On policy issues ranging from child social services to disaster preparedness, there is an increasing awareness by leaders in the business, government, and nonprofit sectors that sustainably effective solutions will be found only through creative relationships between the sectors. As cross-sector experts Jeanne Becker and David B. Smith wrote recently in the Stanford Social Innovation Review, "With the rise in complex, interdependent, and emergent challenges, effective change to secure a brighter future will require transformative, collaborative leaders who can effectively lead cross-sector collaborations."
This renewed focus on responding to complex public policy challenges through multi-sector partnerships can be seen as a modern way of dealing with modern problems. But viewed historically, what we're witnessing is a reawakening of a genuinely American public leadership skill. In the country's first decades, foreign observers from the legendary Frenchman Alexis De Tocqueville to hundreds of others less well-known marveled at the American capacity to solve problems through inventive "associations."
And this is something that is happening at all levels of governance—from local issues to international. At our 2018 "Conference for Cross Sector Leadership," we profiled leaders who are working across sectors to support children in Los Angeles County to another who is promoting economic development in Africa. Each of our speakers highlighted the challenges of forming collaborations with partners in a different sector, but also provided encouraging examples of how this kind of leadership produced amazing results for people who are often living on the margins.
It's fair to call the past century in public policy research and education the "Era of Expertise," where experts, siloed in their particular organizations proposed policy solutions with little to no engagement between sectors, nor with much broader public involvement. In a recent essay for the academic journal, Public Administration Review, researchers Robert F. Durant and Susannah Bruns Ali allowed, "Large segments of mainstream public administration scholarship...privilege bureaucratic expertise" over the participation of residents and other sectors. Unfortunately, most of America's MPP programs can be seen as part of the problem.
In 2018, the School of Public Policy (SPP) launched the Project for Cross Sector Leadership as a way to gather, promote and support this leadership model. The "Project" is an academic "hub" for this uniquely American form of public leadership, playing three roles:
1. Educator/Trainer: Through classwork offered to current students here at Pepperdine (across the schools), and executive education-style programs (including the Fellows' program), we seek to prepare cross-sector leaders.
2. Networker/Matchmaker: From the relationships started on Monday through long standing relationships begun in the Fellows' program, we will be a gathering place for people doing this work, as we also seek to become a "matchmaker"—connecting great consultants and practitioners with those "newbies" looking for support. This may also take the form of an "Advisory Council" to the Project.
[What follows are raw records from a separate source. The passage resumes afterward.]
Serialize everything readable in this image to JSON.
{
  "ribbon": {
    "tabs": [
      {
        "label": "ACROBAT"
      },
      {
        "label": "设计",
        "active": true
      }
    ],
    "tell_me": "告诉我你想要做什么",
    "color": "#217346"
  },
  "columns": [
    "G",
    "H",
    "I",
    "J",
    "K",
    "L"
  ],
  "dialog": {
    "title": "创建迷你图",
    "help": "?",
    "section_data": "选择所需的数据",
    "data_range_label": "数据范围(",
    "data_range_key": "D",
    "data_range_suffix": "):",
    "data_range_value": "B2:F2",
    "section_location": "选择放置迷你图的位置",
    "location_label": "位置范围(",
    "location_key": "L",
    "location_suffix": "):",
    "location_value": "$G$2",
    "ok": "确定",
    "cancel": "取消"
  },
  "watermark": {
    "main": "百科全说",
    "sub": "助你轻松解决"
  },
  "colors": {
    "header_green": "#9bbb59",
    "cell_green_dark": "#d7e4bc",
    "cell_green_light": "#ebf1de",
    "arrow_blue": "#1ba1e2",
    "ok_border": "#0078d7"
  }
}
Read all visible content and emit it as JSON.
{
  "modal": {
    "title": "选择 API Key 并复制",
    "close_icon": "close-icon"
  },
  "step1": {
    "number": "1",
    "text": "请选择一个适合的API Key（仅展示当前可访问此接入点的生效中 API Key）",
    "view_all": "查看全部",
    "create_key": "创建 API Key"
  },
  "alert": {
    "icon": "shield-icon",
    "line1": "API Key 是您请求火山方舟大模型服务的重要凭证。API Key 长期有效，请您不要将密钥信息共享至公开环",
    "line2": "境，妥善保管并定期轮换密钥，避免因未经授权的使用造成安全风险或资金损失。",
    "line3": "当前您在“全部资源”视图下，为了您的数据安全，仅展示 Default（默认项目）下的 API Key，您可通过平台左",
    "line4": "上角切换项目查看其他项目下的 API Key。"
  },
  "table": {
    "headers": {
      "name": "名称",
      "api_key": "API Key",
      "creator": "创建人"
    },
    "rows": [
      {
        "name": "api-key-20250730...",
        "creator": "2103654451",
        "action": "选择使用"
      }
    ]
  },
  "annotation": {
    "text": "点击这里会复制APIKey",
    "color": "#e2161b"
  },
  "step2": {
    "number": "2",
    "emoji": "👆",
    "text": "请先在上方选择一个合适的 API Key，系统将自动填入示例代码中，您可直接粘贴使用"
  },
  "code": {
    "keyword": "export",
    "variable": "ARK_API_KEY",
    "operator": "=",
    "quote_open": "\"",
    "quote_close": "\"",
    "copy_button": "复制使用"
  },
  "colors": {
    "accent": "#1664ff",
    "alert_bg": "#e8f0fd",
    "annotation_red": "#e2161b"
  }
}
3. Promoter: Through a new website, we will be profiling great cross-sector work to audiences (especially in state/local government) who are just learning about the ways in which cross-sector leaders are responding to major public policy challenges.
In the coming years, the Project for Cross Sector Leadership will bring public leaders from across the sectors to Malibu, engaging with students and each other.
While the Project launched last year, for more than two decades, SPP has been preparing cross-sector leaders, working in the government, nonprofit, and business sectors. In fact, in looking at the career paths taken by our Masters of Public Policy (MPP) graduates for the last five years shows that 20% of our alumni went in to government, 41% went in to the policy-related private sector, 27% began careers in the nonprofit sector, and 11% went on for post graduate/doctoral studies.
At Pepperdine, we say our MPP students will "see public policy differently from here," and one way we define this is by understanding and teaching that the way we'll solve our toughest public challenges is through creative leaders in the government, business, and nonprofit sectors.